After the cameras left the Cabinet room, Bush thanked everybody for their spirit of cooperation and said he knew it was not an easy vote. He knew elements still needed to be worked out and said he wanted to go around the table to hear people's views.
Pelosi said Obama would speak for the Democrats. Though later he would pepper Paulson with questions, according to a Republican in the room, his initial point was brief: "We've got to get something done."
Bush turned to McCain, who joked, "The longer I am around here, the more I respect seniority." McCain then turned to Boehner and Senate Minority Leader Mitch McConnell (R-Ky.) to speak first.
Boehner was blunt. The plan Paulson laid out would not win the support of the vast majority of House Republicans. It had been improved on the edges, with an oversight board and caps on the compensation of participating executives. But it had to be changed at the core. He did not mention the insurance alternative, but Democrats did. Rep. Barney Frank (D-Mass.), chairman of the House Financial Services Committee, pressed Boehner hard, asking him if he really intended to scrap the deal and start again.

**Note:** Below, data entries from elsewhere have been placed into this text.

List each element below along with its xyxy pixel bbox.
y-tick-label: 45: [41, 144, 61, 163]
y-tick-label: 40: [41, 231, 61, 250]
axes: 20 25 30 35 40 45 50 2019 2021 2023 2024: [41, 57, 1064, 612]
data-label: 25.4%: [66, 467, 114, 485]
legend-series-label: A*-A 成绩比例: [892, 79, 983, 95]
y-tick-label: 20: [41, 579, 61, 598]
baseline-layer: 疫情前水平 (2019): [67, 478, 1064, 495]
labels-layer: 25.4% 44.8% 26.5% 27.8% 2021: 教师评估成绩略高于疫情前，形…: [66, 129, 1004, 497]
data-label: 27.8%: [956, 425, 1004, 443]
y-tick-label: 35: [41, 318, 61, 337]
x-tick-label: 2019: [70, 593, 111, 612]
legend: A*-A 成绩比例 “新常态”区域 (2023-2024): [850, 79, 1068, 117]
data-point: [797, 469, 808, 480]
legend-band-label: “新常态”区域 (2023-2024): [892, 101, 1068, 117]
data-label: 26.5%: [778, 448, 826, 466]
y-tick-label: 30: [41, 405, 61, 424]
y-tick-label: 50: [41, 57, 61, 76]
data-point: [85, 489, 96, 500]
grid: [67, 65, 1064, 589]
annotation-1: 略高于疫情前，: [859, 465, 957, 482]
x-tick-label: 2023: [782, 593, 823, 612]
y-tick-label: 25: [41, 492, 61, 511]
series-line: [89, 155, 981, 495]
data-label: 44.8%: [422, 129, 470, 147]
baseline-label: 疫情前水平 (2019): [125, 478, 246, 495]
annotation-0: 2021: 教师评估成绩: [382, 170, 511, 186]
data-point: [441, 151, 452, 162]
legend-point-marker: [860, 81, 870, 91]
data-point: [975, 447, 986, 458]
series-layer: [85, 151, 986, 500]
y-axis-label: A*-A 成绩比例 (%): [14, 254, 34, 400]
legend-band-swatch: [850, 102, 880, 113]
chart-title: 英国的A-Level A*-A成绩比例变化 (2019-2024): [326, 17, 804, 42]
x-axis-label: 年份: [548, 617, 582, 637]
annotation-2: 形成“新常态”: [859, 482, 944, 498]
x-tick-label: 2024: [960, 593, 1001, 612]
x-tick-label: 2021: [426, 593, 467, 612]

No, Boehner replied, he just wanted his members to have a voice. Obama then jumped in to turn the question on his rival: "What do you think of the [insurance] plan, John?" he asked repeatedly. McCain did not answer.

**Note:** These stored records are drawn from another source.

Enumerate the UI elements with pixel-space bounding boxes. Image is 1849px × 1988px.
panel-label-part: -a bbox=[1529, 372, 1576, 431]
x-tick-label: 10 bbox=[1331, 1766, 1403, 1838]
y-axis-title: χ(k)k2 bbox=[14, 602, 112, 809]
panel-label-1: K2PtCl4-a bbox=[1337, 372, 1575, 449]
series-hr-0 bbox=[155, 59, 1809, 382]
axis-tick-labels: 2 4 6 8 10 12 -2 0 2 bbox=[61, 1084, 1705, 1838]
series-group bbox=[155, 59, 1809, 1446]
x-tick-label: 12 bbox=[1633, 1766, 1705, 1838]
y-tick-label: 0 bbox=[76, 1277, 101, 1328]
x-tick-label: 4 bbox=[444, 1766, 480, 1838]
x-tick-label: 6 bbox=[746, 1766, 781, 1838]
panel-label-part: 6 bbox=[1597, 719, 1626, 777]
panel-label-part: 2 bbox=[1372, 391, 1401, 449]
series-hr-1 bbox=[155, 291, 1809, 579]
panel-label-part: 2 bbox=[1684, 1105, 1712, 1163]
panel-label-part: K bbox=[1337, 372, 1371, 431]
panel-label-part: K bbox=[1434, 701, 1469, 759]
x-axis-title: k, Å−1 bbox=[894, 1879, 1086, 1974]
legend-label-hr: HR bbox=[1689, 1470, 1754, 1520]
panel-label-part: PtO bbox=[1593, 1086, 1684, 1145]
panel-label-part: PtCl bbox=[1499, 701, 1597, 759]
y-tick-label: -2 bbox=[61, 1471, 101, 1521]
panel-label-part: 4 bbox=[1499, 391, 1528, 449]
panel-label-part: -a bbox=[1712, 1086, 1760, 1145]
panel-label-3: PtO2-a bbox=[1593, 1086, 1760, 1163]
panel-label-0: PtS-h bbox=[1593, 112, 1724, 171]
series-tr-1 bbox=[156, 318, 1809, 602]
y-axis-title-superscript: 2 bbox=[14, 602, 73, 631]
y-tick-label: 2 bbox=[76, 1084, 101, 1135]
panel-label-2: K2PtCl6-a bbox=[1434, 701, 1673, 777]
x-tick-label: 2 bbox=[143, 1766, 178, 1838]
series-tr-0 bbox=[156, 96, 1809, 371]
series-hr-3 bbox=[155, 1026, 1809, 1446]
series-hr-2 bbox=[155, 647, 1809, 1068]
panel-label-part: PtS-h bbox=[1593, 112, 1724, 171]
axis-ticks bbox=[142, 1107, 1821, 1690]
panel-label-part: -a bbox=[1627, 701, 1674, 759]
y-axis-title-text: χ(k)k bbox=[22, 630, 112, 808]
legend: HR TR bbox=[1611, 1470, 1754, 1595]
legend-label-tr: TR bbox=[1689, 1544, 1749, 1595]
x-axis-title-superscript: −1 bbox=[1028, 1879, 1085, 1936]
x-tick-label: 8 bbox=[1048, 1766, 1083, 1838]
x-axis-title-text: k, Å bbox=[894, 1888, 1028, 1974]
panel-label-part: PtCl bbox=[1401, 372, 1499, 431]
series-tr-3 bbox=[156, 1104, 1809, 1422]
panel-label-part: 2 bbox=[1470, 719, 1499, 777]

A man putting country first would have led. He would have proposed a compromise. He would have offered to stay in that room and help hammer out a deal that could win more votes. McCain did none of that. He couldn't even answer Senator Obama's simple question about the plan House Republicans were proposing (a plan Secretary Paulson and Fed Chairman Bernanke had already considered and rejected because it wouldn't work).
Want to know why McCain didn't look at Obama during the debate Friday? There's your answer: Obama proved in that White House meeting, in front of the most powerful people in the country, that he could lead, and that McCain could hardly follow.